５）　在原先.prototxt基础上修改数据输入和最后输出，定义自己网络

# train: 训练时用于mirror
#subset: 决定调用训练数据还是测试数据
def style_net(train=True, learn_all=False, subset=None):
    """调用新的数据层,导入数据,调用caffeNet生成flickr_style的deploy.prototxt文档"""
    if subset is None:
        subset = 'train' if train else 'test'
    source = caffe_root + 'data/flickr_style/%s.txt' % subset
    #图片从txt里面的图片路径导入; source: each line give an images filename and label
    transform_param = dict(mirror=train, crop_size=227,
        mean_file=caffe_root + 'data/ilsvrc12/imagenet_mean.binaryproto')
    style_data, style_label = L.ImageData(
        transform_param=transform_param, source=source,
        batch_size=50, new_height=256, new_width=256, ntop=2)
    return caffenet(data=style_data, label=style_label, train=train,
                    num_classes=NUM_STYLE_LABELS,
                    classifier_name='fc8_flickr',
                    learn_all=learn_all)


# 初始化/装载一个预训练好的网络(最后一层权值没有预训练)：deploy.prototxt文件, 权值文件
print 'Caffe_Net_untrained_style_net'
untrained_style_net = caffe.Net(style_net(train=False, subset='train'),
                                weights, caffe.TEST)

# 前馈走一遍
print 'untrained_style_net.forward()'
untrained_style_net.forward()

#　拷贝一个批次的数据出来,每次载入50个batch_size
style_data_batch = untrained_style_net.blobs['data'].data.copy()
style_label_batch = np.array(untrained_style_net.blobs['label'].data, dtype=np.int32)

# 拿一张出来
image = untrained_style_net.blobs['data'].data[0,...]
plt.imshow(deprocess_net_image(image))
# plt.show()

６）　定义显示函数

# 定义显示函数：将训练好的网络前馈输出预测显示(top5)
# ImageNet网络的输入数据时随机的,所以这里先赋一张图片给网络; start='conv1'?意义不大.
# net: 为采用caffe.Net装载好的一个预训练或完全训练好的网络
def disp_preds(net, image, labels, k=5, name='ImageNet'):
    input_blob = net.blobs['data']
    net.blobs['data'].data[0, ...] = image
    probs = net.forward(start='conv1')['probs'][0]
    top_k = (-probs).argsort()[:k]#负号变为从大到小
    print 'top %d predicted %s labels =' % (k, name)
    print '\n'.join('\t(%d) %5.2f%% %s' % (i+1, 100*probs[p], labels[p])
                    for i, p in enumerate(top_k))
    # enumerate同时返回index and item

def disp_imagenet_preds(net, image):
    disp_preds(net, image, imagenet_labels, name='ImageNet')

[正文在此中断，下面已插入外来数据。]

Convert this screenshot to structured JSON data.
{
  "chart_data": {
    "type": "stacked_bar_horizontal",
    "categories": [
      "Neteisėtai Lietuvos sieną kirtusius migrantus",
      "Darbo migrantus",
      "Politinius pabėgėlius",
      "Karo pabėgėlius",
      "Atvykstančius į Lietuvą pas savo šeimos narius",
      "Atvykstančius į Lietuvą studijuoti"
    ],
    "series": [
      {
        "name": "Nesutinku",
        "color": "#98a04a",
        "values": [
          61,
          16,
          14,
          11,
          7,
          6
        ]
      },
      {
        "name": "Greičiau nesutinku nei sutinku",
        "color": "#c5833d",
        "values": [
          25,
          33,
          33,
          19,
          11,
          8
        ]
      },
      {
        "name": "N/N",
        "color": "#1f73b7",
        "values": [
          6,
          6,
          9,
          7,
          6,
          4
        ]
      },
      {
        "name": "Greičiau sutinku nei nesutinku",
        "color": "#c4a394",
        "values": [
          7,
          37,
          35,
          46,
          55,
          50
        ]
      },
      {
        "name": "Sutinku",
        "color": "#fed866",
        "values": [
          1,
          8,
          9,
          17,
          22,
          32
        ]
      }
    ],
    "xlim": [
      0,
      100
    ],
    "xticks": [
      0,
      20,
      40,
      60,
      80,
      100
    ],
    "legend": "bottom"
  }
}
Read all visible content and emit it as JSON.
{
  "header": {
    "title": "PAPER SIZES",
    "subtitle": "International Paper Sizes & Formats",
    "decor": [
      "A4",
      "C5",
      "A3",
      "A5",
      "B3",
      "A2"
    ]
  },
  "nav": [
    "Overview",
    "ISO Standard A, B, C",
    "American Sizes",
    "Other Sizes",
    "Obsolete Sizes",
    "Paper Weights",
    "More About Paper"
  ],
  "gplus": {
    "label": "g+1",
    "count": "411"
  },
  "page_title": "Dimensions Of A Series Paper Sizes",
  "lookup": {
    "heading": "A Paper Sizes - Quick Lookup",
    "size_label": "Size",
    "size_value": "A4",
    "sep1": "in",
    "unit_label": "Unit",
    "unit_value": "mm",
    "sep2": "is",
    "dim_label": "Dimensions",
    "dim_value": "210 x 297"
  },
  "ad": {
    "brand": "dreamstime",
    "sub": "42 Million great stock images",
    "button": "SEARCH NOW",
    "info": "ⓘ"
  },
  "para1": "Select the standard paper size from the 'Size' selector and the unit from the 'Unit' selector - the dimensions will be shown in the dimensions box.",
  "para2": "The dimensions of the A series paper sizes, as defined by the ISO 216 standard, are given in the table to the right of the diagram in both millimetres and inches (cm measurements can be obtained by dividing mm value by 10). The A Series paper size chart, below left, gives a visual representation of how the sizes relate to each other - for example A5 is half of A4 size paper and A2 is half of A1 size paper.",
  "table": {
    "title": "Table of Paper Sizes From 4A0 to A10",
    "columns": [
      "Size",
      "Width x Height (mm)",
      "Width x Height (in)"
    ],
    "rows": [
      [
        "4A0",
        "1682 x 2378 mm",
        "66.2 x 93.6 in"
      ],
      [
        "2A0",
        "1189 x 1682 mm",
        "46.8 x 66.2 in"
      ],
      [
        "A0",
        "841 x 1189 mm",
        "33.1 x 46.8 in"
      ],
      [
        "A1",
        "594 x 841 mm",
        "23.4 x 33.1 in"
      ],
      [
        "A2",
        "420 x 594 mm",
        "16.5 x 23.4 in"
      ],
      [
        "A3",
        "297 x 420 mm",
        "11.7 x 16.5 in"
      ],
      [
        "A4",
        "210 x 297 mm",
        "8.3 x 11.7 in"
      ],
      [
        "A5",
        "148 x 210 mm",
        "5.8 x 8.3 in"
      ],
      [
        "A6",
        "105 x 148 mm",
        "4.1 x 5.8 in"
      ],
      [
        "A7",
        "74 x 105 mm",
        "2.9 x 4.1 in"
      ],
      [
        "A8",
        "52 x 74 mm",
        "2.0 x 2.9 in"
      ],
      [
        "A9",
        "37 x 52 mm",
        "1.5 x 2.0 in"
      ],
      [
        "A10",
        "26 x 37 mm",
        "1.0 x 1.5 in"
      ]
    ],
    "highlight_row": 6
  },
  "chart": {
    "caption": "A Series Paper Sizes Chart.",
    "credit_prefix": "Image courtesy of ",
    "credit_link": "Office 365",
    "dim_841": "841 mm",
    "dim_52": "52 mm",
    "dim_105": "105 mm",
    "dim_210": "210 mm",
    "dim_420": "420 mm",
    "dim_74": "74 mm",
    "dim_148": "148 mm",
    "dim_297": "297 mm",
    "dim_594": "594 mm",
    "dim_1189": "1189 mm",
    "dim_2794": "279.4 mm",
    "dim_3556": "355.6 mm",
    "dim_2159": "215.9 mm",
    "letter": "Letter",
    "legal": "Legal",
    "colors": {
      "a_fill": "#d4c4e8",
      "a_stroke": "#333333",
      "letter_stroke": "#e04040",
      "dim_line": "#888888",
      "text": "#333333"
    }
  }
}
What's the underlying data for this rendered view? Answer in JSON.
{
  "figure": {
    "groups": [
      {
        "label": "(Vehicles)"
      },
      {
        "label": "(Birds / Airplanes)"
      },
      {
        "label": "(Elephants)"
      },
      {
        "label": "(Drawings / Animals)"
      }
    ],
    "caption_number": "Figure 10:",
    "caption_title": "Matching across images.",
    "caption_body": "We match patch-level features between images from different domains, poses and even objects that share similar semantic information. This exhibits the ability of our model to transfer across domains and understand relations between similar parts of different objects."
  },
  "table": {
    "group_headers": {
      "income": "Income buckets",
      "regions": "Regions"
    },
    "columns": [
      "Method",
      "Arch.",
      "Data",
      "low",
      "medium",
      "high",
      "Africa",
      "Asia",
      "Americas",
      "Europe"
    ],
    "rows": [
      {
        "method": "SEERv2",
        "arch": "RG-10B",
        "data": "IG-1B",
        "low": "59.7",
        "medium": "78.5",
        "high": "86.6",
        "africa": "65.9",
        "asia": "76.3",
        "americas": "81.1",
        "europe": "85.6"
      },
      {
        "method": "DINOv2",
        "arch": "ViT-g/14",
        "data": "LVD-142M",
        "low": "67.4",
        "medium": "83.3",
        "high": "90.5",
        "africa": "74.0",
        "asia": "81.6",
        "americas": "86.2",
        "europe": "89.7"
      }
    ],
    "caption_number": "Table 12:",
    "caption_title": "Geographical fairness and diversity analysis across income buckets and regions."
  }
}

def disp_style_preds(net, image):
    disp_preds(net, image, style_labels, name='style')



batch_index = 8
#随机选择一个样本
image = style_data_batch[batch_index]
plt.imshow(deprocess_net_image(image))
# plt.show()

# style_label_batch[batch_index] 返回图片属于第几类
# style_labels[*]返回具体名称
print 'actual label =', style_labels[style_label_batch[batch_index]]


disp_imagenet_preds(imagenet_net, image)
# 采用预训练网络预测

disp_style_preds(untrained_style_net, image)
# 最后一层权值重新初始化未训练,输出为平均值

#　倒数第二层
diff = untrained_style_net.blobs['fc7'].data[0] - imagenet_net.blobs['fc7'].data[0]
error = (diff ** 2).sum()
print error
assert error < 1e-8

# Delete untrained_style_net to save memory. (Hang on to imagenet_net as we'll use it again later.)
del untrained_style_net

７）　生成solver.prototxt函数

#  training and style classifier
from caffe.proto import caffe_pb2

# 定义用于网络训练的solver函数:参考： 之前的caffe下python网络创建(solving in python with lenet)
def solver(train_net_path, test_net_path=None, base_lr=0.001):
    print 'caffe_pb2.SolverParameter()'
    s = caffe_pb2.SolverParameter()
    """生成一个solver.prototxt文件"""

    # Specify locations of the train and (maybe) test networks.
    s.train_net = train_net_path # 定义训练.prototxt文件所在路径
    if test_net_path is not None:
        s.test_net.append(test_net_path)
        s.test_interval = 1000  # 每1000次迭代测试一次
        s.test_iter.append(100)  # 每次100个样本测试

    # The number of iterations over which to average the gradient.
    # Effectively boosts the training batch size by the given factor, without
    # affecting memory utilization.
    s.iter_size = 1

    s.max_iter = 100000  # # of times to update the net (training iterations)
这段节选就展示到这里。